Optical Character Recognition (OCR) for power meter readings

Hi everyone,

I am working on an OCR model using fastai. In the first step I successfully extracted the meter readings from the image like so:

7500002498

Now I am stuck trying to use OCR on the extracted meter readings. I already used Pytesseract and Google Cloud Vision API with little success.

How am I supposed to go on here? I thought about using the extracted image and train it using MultiCategoryList for the labels (how sgugger described it here.
However supplying label_from_func with a string with the letters seperated by a char and then passing label_delim=';' when i call label_from_func removes the order of the labels and duplicates.

data = (ImageList.from_folder('data/train-extracted-224')
    .split_by_rand_pct()
    .label_from_func(get_label, label_delim=';',label_cls=MultiCategoryList)
    .databunch()
   )

data.show_batch(3)

Yes there is no proper class to do this yet. You should look at the code of MultiCategory and adapt it to your needs.

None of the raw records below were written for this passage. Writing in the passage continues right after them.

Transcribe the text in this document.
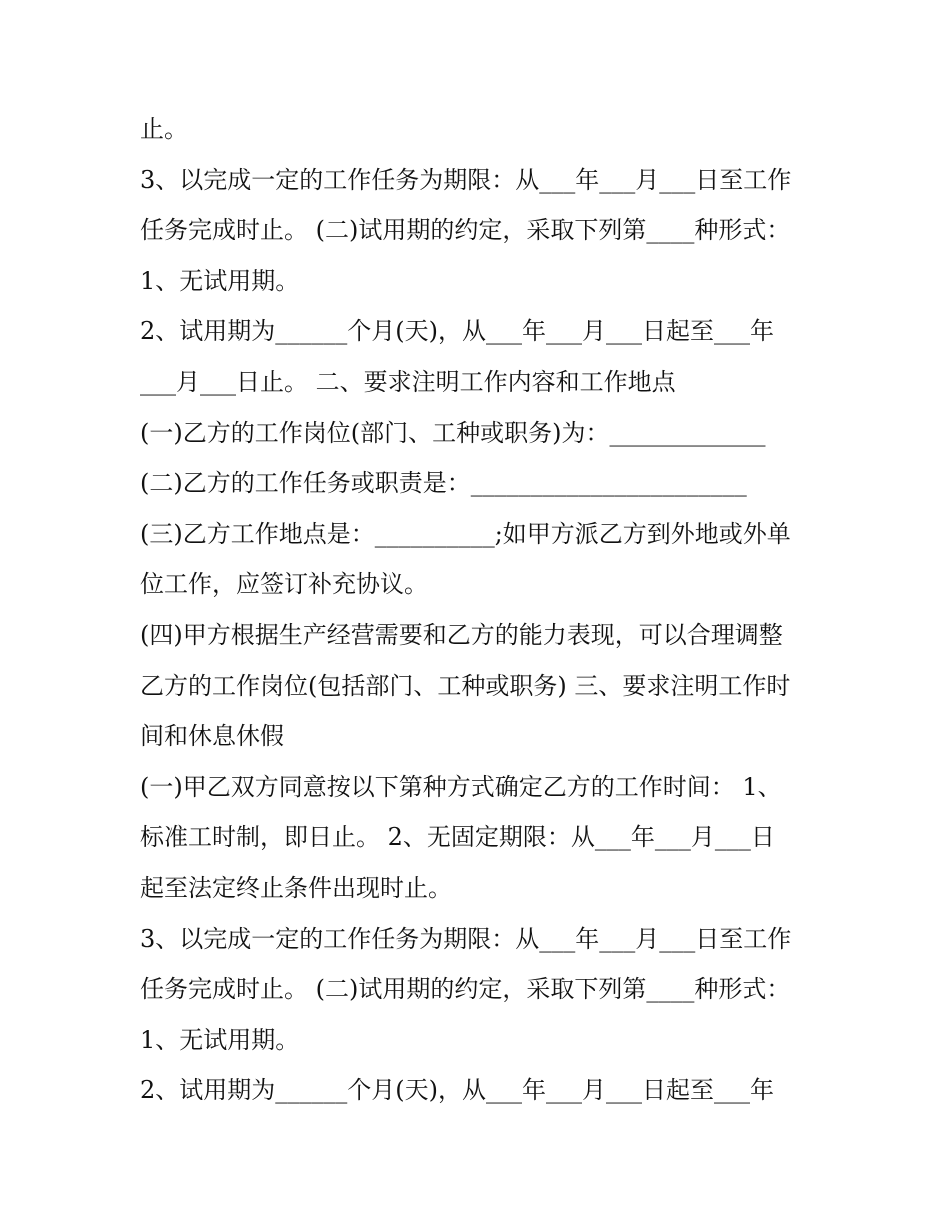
止。
3、以完成一定的工作任务为期限：从___年___月___日至工作
任务完成时止。 (二)试用期的约定，采取下列第____种形式：
1、无试用期。
2、试用期为______个月(天)，从___年___月___日起至___年
___月___日止。 二、要求注明工作内容和工作地点
(一)乙方的工作岗位(部门、工种或职务)为：_____________
(二)乙方的工作任务或职责是：_______________________
(三)乙方工作地点是：__________;如甲方派乙方到外地或外单
位工作，应签订补充协议。
(四)甲方根据生产经营需要和乙方的能力表现，可以合理调整
乙方的工作岗位(包括部门、工种或职务) 三、要求注明工作时
间和休息休假
(一)甲乙双方同意按以下第种方式确定乙方的工作时间： 1、
标准工时制，即日止。 2、无固定期限：从___年___月___日
起至法定终止条件出现时止。
3、以完成一定的工作任务为期限：从___年___月___日至工作
任务完成时止。 (二)试用期的约定，采取下列第____种形式：
1、无试用期。
2、试用期为______个月(天)，从___年___月___日起至___年
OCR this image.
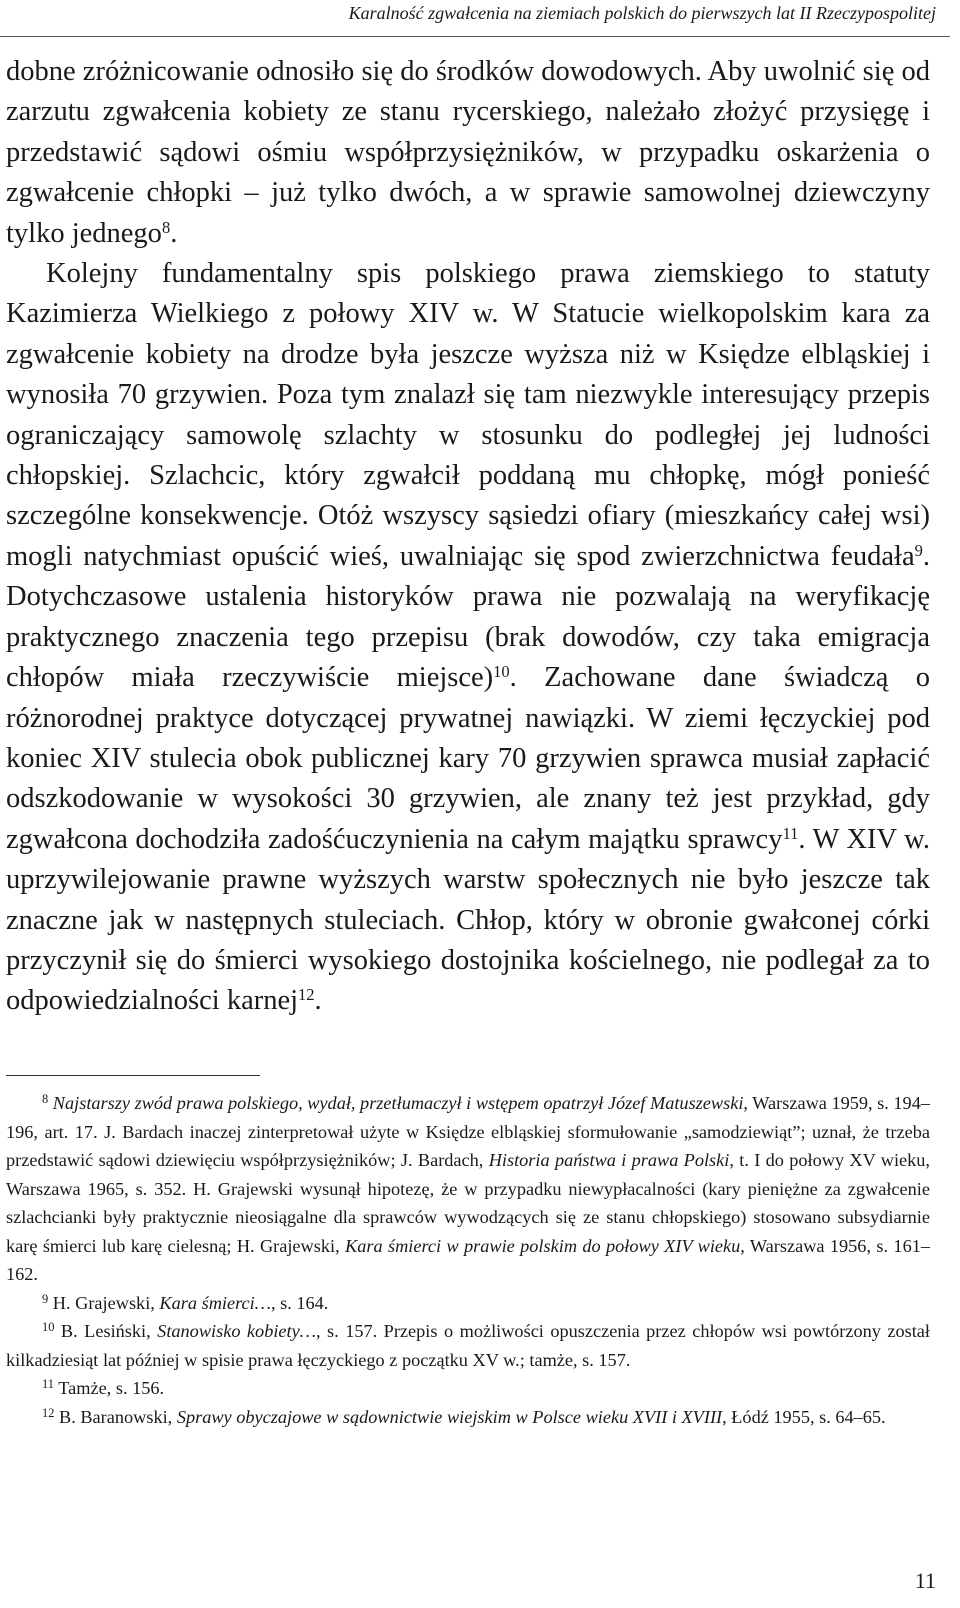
Karalność zgwałcenia na ziemiach polskich do pierwszych lat II Rzeczypospolitej

dobne zróżnicowanie odnosiło się do środków dowodowych. Aby uwolnić się od zarzutu zgwałcenia kobiety ze stanu rycerskiego, należało złożyć przysięgę i przedstawić sądowi ośmiu współprzysiężników, w przypadku oskarżenia o zgwałcenie chłopki – już tylko dwóch, a w sprawie samowolnej dziewczyny tylko jednego$^8$.

Kolejny fundamentalny spis polskiego prawa ziemskiego to statuty Kazimierza Wielkiego z połowy XIV w. W Statucie wielkopolskim kara za zgwałcenie kobiety na drodze była jeszcze wyższa niż w Księdze elbląskiej i wynosiła 70 grzywien. Poza tym znalazł się tam niezwykle interesujący przepis ograniczający samowolę szlachty w stosunku do podległej jej ludności chłopskiej. Szlachcic, który zgwałcił poddaną mu chłopkę, mógł ponieść szczególne konsekwencje. Otóż wszyscy sąsiedzi ofiary (mieszkańcy całej wsi) mogli natychmiast opuścić wieś, uwalniając się spod zwierzchnictwa feudała$^9$. Dotychczasowe ustalenia historyków prawa nie pozwalają na weryfikację praktycznego znaczenia tego przepisu (brak dowodów, czy taka emigracja chłopów miała rzeczywiście miejsce)$^{10}$. Zachowane dane świadczą o różnorodnej praktyce dotyczącej prywatnej nawiązki. W ziemi łęczyckiej pod koniec XIV stulecia obok publicznej kary 70 grzywien sprawca musiał zapłacić odszkodowanie w wysokości 30 grzywien, ale znany też jest przykład, gdy zgwałcona dochodziła zadośćuczynienia na całym majątku sprawcy$^{11}$. W XIV w. uprzywilejowanie prawne wyższych warstw społecznych nie było jeszcze tak znaczne jak w następnych stuleciach. Chłop, który w obronie gwałconej córki przyczynił się do śmierci wysokiego dostojnika kościelnego, nie podlegał za to odpowiedzialności karnej$^{12}$.

$^8$ Najstarszy zwód prawa polskiego, wydał, przetłumaczył i wstępem opatrzył Józef Matuszewski, Warszawa 1959, s. 194–196, art. 17. J. Bardach inaczej zinterpretował użyte w Księdze elbląskiej sformułowanie „samodziewiąt”; uznał, że trzeba przedstawić sądowi dziewięciu współprzysiężników; J. Bardach, Historia państwa i prawa Polski, t. I do połowy XV wieku, Warszawa 1965, s. 352. H. Grajewski wysunął hipotezę, że w przypadku niewypłacalności (kary pieniężne za zgwałcenie szlachcianki były praktycznie nieosiągalne dla sprawców wywodzących się ze stanu chłopskiego) stosowano subsydiarnie karę śmierci lub karę cielesną; H. Grajewski, Kara śmierci w prawie polskim do połowy XIV wieku, Warszawa 1956, s. 161–162.

$^9$ H. Grajewski, Kara śmierci…, s. 164.

$^{10}$ B. Lesiński, Stanowisko kobiety…, s. 157. Przepis o możliwości opuszczenia przez chłopów wsi powtórzony został kilkadziesiąt lat później w spisie prawa łęczyckiego z początku XV w.; tamże, s. 157.

$^{11}$ Tamże, s. 156.

$^{12}$ B. Baranowski, Sprawy obyczajowe w sądownictwie wiejskim w Polsce wieku XVII i XVIII, Łódź 1955, s. 64–65.

11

Did you extract the region manually or automatically? Anyway, I’d be very interested in updates regarding your project :slight_smile:

1 Like

I drew bounding boxes around the power meter reading on ~200 images and then used Radek Osmulski’s notebook from the Humpback Whale Identification Competition to extract the bounding boxes :slight_smile:

1 Like

Thank you for the update. Did you adapt the MultiCategoryList in the end? (because I’m still trying to understand how to modify it so you could have ordered labels + “duplicates”).

I only used the approach above for the meter reading extraction.

I currently am trying to use RetinaNet for detection of multiple objects, meaning the various digits (see here for a more detailed explanation).

1 Like